Well, that's probably because in UTF-8 code unit is byte :)

Quoting https://en.wikipedia.org/wiki/UTF-8:

> The encoding is variable-length and uses 8-bit code units.

By definition, code unit is a bit sequence of a fixed size which can form code points. In UTF-8 you form code points using 8-bit bytes, therefore in UTF-8 code unit is byte. In UTF-16 it is a sequence of two bytes. In UTF-32 it is a sequence of four bytes.

Dylan16807 · on March 10, 2017

I said as much in my first comment, yes. I'm not sure if I'm missing something in your comment?

Code units may 'exist' on all three through the fiat of their definition, but they only have a visible function and require you to process an additional layer in UTF-16.

burntsushi · on March 10, 2017

> I thought that was an invalid code point.

Surrogate codepoints are indeed valid codepoints. It's just that valid UTF-8 is not allowed to encode surrogate codepoints, so the space of codepoints supported by UTF-8 is actually a subset of all Unicode codepoints. This subset is known as the set of Unicode scalar values. ("All codepoints except for surrogates.")

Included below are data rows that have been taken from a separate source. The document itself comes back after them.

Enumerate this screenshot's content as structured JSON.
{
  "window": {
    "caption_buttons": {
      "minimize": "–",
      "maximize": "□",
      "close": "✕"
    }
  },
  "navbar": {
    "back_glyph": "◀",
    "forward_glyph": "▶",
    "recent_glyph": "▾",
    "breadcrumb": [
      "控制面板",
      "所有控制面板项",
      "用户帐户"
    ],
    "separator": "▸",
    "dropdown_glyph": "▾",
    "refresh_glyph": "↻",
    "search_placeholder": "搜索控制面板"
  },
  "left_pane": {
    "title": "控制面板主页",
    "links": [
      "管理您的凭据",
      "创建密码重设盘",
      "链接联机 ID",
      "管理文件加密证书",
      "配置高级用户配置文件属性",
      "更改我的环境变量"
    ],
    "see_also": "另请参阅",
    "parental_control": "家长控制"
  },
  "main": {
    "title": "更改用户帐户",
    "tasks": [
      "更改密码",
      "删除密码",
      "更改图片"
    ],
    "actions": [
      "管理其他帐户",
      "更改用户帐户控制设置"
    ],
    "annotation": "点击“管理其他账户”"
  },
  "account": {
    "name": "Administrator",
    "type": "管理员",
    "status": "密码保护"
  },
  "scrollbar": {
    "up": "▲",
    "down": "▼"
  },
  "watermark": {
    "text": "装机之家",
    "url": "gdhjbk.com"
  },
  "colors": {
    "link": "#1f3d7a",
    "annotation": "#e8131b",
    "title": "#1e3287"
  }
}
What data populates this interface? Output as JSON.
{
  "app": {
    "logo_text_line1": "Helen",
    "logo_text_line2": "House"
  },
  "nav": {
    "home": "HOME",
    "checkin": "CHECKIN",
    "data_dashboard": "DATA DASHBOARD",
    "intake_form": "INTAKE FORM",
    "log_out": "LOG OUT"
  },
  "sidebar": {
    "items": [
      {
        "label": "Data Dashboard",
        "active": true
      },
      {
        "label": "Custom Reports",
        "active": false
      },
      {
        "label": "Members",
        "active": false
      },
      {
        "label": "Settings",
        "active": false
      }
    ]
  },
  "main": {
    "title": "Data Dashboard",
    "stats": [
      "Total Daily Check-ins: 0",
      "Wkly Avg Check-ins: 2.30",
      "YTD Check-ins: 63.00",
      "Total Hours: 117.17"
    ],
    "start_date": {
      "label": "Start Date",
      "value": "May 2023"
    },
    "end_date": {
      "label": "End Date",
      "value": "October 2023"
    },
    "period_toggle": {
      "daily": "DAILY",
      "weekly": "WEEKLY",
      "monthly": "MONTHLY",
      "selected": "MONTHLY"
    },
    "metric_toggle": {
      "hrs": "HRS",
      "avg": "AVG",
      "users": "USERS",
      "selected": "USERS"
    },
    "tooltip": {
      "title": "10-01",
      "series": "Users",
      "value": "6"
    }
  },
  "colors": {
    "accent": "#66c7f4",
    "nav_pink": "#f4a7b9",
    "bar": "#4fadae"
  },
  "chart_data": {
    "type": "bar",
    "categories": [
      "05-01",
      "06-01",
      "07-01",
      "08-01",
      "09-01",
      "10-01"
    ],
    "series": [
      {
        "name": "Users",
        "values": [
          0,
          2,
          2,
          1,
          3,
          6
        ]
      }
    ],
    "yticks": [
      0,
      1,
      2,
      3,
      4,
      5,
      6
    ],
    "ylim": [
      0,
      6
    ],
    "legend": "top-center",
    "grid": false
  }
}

Dylan16807 · on March 10, 2017

Those points cannot be validly encoded in any format. I suppose you can argue that they are valid-but-unusable in an abstract sense, since the unicode standard does not actually label any code points as valid/invalid, but if you were going to label any code points as invalid then those would be in the group.

danbruc · on March 10, 2017

You are certainly correct that it is common to not pay too much attention to what things are called in the specification, especially if you want to create a fast implementation. Logically you will still go through all the layers even if you operate on only one physical representation.

My admittedly quite limited experience with Unicode is from trying to exploit implementation bugs. And with that focus it is quite natural to pay close attention to the different layers in the specification in order to see where optimized implementations might miss edge cases.

And I am generally a big fan of staying close to the word of standards, if it does not cause unacceptable performance issues, I would always prefer to stick with the terminology of the standard even if it means that there will be transformations that are just the identity.

The distinction between code points and scalar values will for example become relevant if you implement Unicode meta data. There you can query meta data about surrogate code points even if a parser should never produce those code points.